Ocular hypertension as a complication in the early postoperative period of DALK has been observed in some cases with the BB technique, possibly due to air obstruction of the trabecular meshwork16. On the other hand, some surgeons prefer to leave an air bubble in the anterior chamber at the end of the intervention to promote the application of DM to the stroma, and in particular if a microperforation has occurred – air or even gas17 – to prevent the formation of a pseudo chamber. In these cases, the patient should be left in pharmacological mydriasis and it is advisable to perform an iridotomy or prophylactic iridectomy to avoid pupillary block. Urrets-Zavalía syndrome has also been described in some cases after the Melles’ technique, possibly due to an excess of operative time with the anterior chamber being pressurized with air18.
The risk of glaucoma appearing after DALK seems to be low. The majority of postoperative hypertension cases are transient and are related to the use of corticosteroids, they stop when these are withdrawn and respond well in the few cases that even require hypotensive eye drops – 3 out of 69 in a series19 –. When topical treatment rarely fails to control hypertension, we have found an excellent response to drainage devices (Figure 5).
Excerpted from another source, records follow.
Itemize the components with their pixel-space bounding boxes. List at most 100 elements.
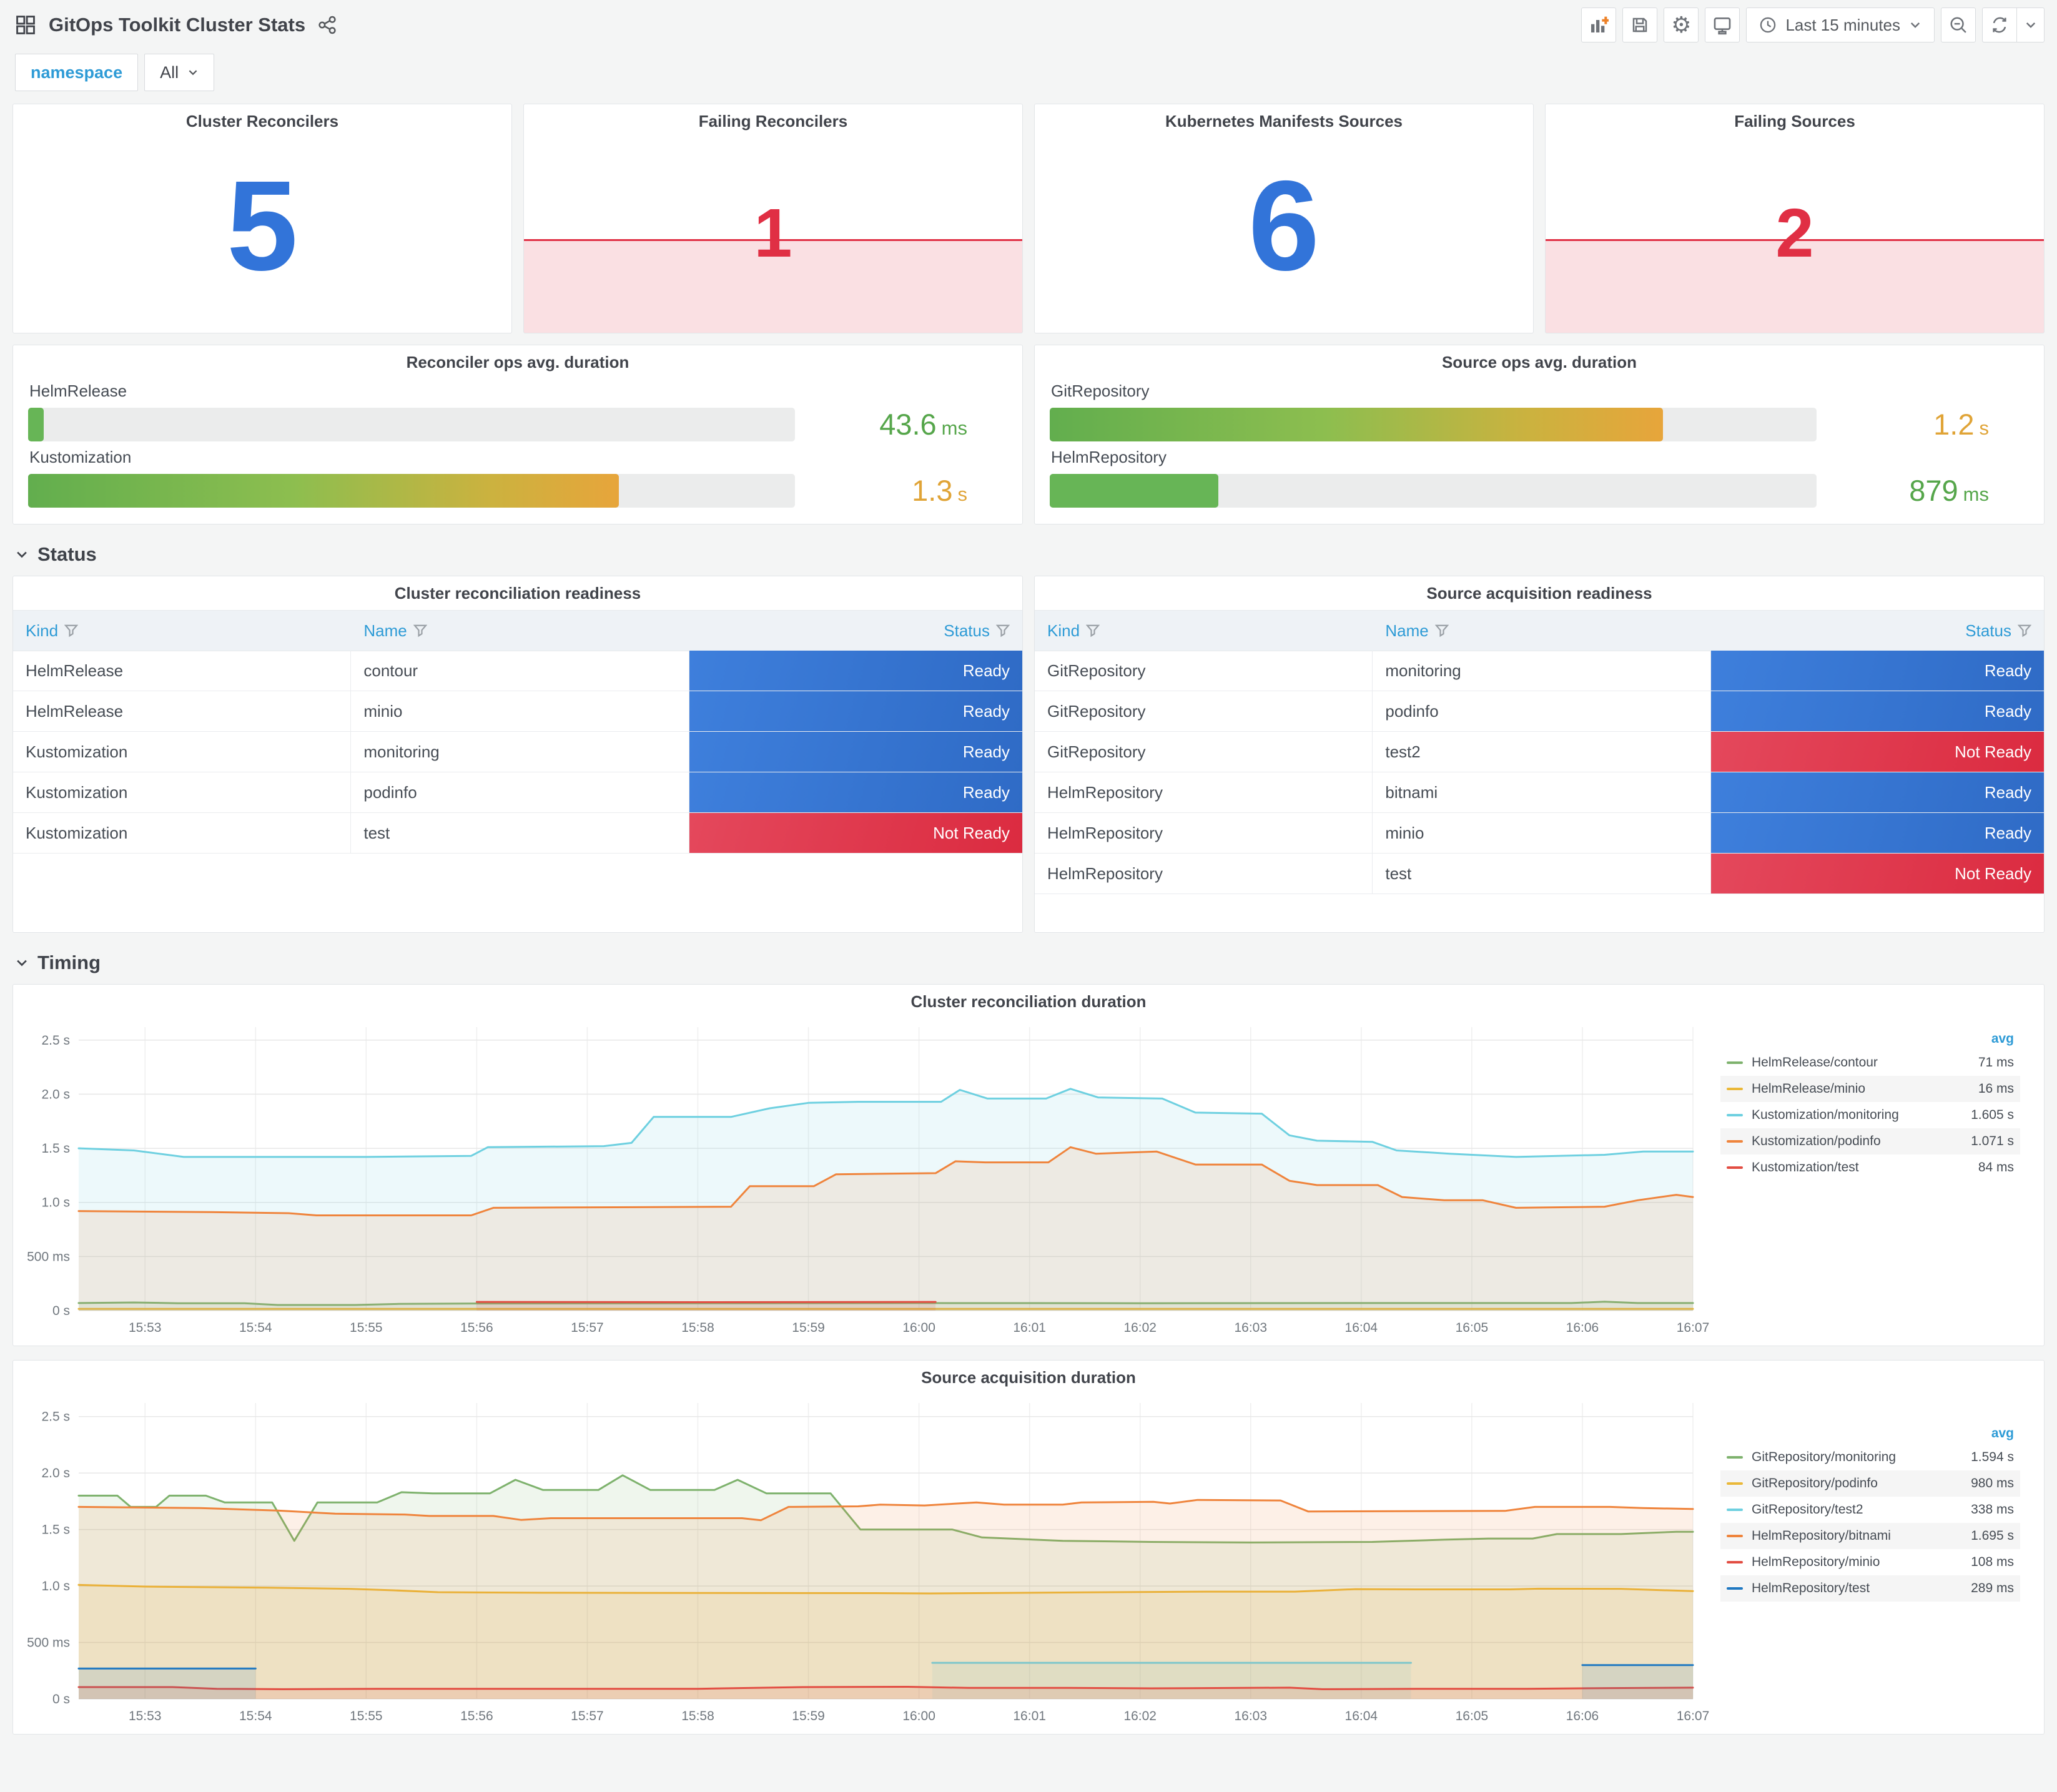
time-range-picker[interactable]: Last 15 minutes: [1746, 7, 1935, 42]
chart-plot[interactable]: 0 s 500 ms 1.0 s 1.5 s 2.0 s 2.5 s 15:53 15:54 1…: [13, 1393, 2044, 1731]
legend-item[interactable]: Kustomization/podinfo 1.071 s: [1720, 1128, 2020, 1154]
status-cell: Not Ready: [689, 813, 1022, 853]
legend-item[interactable]: HelmRelease/minio 16 ms: [1720, 1076, 2020, 1102]
status-cell: Not Ready: [1710, 854, 2044, 894]
legend-series-avg: 338 ms: [1971, 1502, 2014, 1517]
table-cell: Kustomization: [13, 772, 352, 812]
legend-series-avg: 16 ms: [1978, 1081, 2014, 1096]
table-cell: podinfo: [1373, 691, 1711, 731]
legend-series-avg: 1.071 s: [1971, 1134, 2014, 1148]
legend-item[interactable]: Kustomization/monitoring 1.605 s: [1720, 1102, 2020, 1128]
zoom-out-button[interactable]: [1941, 7, 1976, 42]
add-panel-button[interactable]: [1581, 7, 1617, 42]
filter-icon[interactable]: [413, 624, 427, 638]
share-icon[interactable]: [318, 16, 337, 34]
stat-panel-title[interactable]: Kubernetes Manifests Sources: [1165, 112, 1403, 130]
filter-icon[interactable]: [64, 624, 79, 638]
table-title[interactable]: Cluster reconciliation readiness: [394, 584, 641, 603]
column-header-kind[interactable]: Kind: [1035, 611, 1373, 651]
bar-gauge-title[interactable]: Reconciler ops avg. duration: [406, 353, 629, 372]
column-header-name[interactable]: Name: [1373, 611, 1710, 651]
table-cell: Kustomization: [13, 732, 352, 772]
legend-series-name[interactable]: HelmRepository/minio: [1752, 1555, 1880, 1569]
chart-plot[interactable]: 0 s 500 ms 1.0 s 1.5 s 2.0 s 2.5 s 15:53 15:54 1…: [13, 1017, 2044, 1343]
status-cell: Ready: [689, 732, 1022, 772]
column-header-kind[interactable]: Kind: [13, 611, 351, 651]
legend-item[interactable]: HelmRepository/test 289 ms: [1720, 1575, 2020, 1602]
legend-item[interactable]: Kustomization/test 84 ms: [1720, 1154, 2020, 1181]
legend-series-name[interactable]: HelmRepository/test: [1752, 1581, 1870, 1595]
column-header-label: Status: [1965, 621, 2011, 640]
legend-series-name[interactable]: Kustomization/test: [1752, 1160, 1859, 1174]
monitor-icon: [1714, 17, 1731, 35]
section-status[interactable]: Status: [15, 543, 2057, 566]
gauge-value: 1.3 s: [795, 473, 1007, 508]
gauge-label: GitRepository: [1051, 382, 1150, 400]
table-row: HelmRepository bitnami Ready: [1035, 772, 2044, 813]
legend-series-name[interactable]: Kustomization/monitoring: [1752, 1108, 1899, 1122]
chart-title[interactable]: Cluster reconciliation duration: [910, 992, 1147, 1011]
legend-item[interactable]: GitRepository/test2 338 ms: [1720, 1497, 2020, 1523]
svg-text:2.5 s: 2.5 s: [41, 1033, 70, 1048]
filter-icon[interactable]: [1086, 624, 1100, 638]
filter-icon[interactable]: [1434, 624, 1449, 638]
dashboard-grid-icon[interactable]: [15, 14, 36, 36]
legend-series-name[interactable]: HelmRepository/bitnami: [1752, 1529, 1891, 1543]
legend-item[interactable]: GitRepository/monitoring 1.594 s: [1720, 1444, 2020, 1470]
dashboard-settings-button[interactable]: ⚙: [1664, 7, 1699, 42]
table-row: GitRepository podinfo Ready: [1035, 691, 2044, 732]
stat-panel-title[interactable]: Cluster Reconcilers: [185, 112, 339, 130]
table-cell: test: [351, 813, 689, 853]
time-series-panel: Cluster reconciliation duration 0 s 500 ms…: [12, 984, 2045, 1346]
tv-mode-button[interactable]: [1705, 7, 1740, 42]
clock-icon: [1760, 17, 1776, 33]
legend-series-name[interactable]: GitRepository/monitoring: [1752, 1450, 1897, 1464]
svg-text:16:01: 16:01: [1013, 1321, 1046, 1335]
stat-panel-title[interactable]: Failing Reconcilers: [698, 112, 848, 130]
legend-item[interactable]: HelmRepository/minio 108 ms: [1720, 1549, 2020, 1575]
page-title: GitOps Toolkit Cluster Stats: [49, 14, 306, 36]
table-cell: Kustomization: [13, 813, 352, 853]
legend-series-name[interactable]: Kustomization/podinfo: [1752, 1134, 1881, 1148]
gauge-row: GitRepository 1.2 s: [1050, 382, 2029, 441]
table-row: Kustomization podinfo Ready: [13, 772, 1022, 813]
gauge-value-unit: s: [1979, 417, 1990, 439]
legend-series-name[interactable]: HelmRelease/contour: [1752, 1055, 1878, 1070]
legend-item[interactable]: GitRepository/podinfo 980 ms: [1720, 1470, 2020, 1497]
svg-text:1.0 s: 1.0 s: [41, 1579, 70, 1593]
table-row: HelmRepository minio Ready: [1035, 813, 2044, 854]
top-bar: GitOps Toolkit Cluster Stats ⚙ Last 15 m…: [0, 0, 2057, 47]
legend-avg-header[interactable]: avg: [1991, 1426, 2014, 1440]
column-header-name[interactable]: Name: [351, 611, 689, 651]
gauge-row: Reconciler ops avg. duration HelmRelease 4…: [12, 345, 2045, 524]
legend-series-avg: 108 ms: [1971, 1555, 2014, 1569]
variable-value: All: [160, 62, 179, 82]
chart-legend: avg GitRepository/monitoring 1.594 s GitRep…: [1720, 1423, 2020, 1602]
section-timing[interactable]: Timing: [15, 952, 2057, 974]
save-dashboard-button[interactable]: [1622, 7, 1658, 42]
legend-series-name[interactable]: GitRepository/test2: [1752, 1502, 1863, 1517]
chart-title[interactable]: Source acquisition duration: [921, 1368, 1136, 1387]
charts-column: Cluster reconciliation duration 0 s 500 ms…: [0, 984, 2057, 1735]
stat-value: 1: [754, 195, 792, 272]
refresh-button[interactable]: [1982, 7, 2017, 42]
svg-text:15:55: 15:55: [350, 1321, 383, 1335]
filter-icon[interactable]: [995, 624, 1010, 638]
legend-item[interactable]: HelmRelease/contour 71 ms: [1720, 1050, 2020, 1076]
legend-series-name[interactable]: GitRepository/podinfo: [1752, 1476, 1878, 1490]
bar-gauge-title[interactable]: Source ops avg. duration: [1441, 353, 1637, 372]
column-header-status[interactable]: Status: [1711, 611, 2044, 651]
refresh-interval-dropdown[interactable]: [2017, 7, 2045, 42]
filter-icon[interactable]: [2017, 624, 2031, 638]
legend-avg-header[interactable]: avg: [1991, 1031, 2014, 1046]
add-panel-icon: [1591, 16, 1609, 32]
chevron-down-icon: [1910, 22, 1920, 28]
legend-series-name[interactable]: HelmRelease/minio: [1752, 1081, 1866, 1096]
stat-panel-title[interactable]: Failing Sources: [1734, 112, 1855, 130]
variable-value-dropdown[interactable]: All: [144, 54, 215, 91]
gauge-track: [1050, 473, 1817, 508]
legend-item[interactable]: HelmRepository/bitnami 1.695 s: [1720, 1523, 2020, 1549]
table-title[interactable]: Source acquisition readiness: [1426, 584, 1652, 603]
dashboard-page: GitOps Toolkit Cluster Stats ⚙ Last 15 m…: [0, 0, 2057, 1735]
column-header-status[interactable]: Status: [689, 611, 1022, 651]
Figure 5: Patient with combined cataract surgery and DALK who, in the postoperative period, presented ocular hypertension resistant to medical treatment. He required the implantation of a drainage device (Ex-PRESS), visible in the upper sector of the angle as well as a certain flattened subconjunctival filtration.
DALK ASSOCIATED WITH RESTORATION OF THE OCULAR SURFACE
When stromal opacification is accompanied by limbal insufficiency, keratoplasty, either penetrating or anterior lamellar, is usually doomed to failure if we do not add procedures to restore the function of the limbus and the ocular surface. If the contralateral eye is healthy, we can perform a limbal autograft, either prior to or simultaneously20. In these cases, it is common to associate an amniotic membrane implant (see chapter 1.7).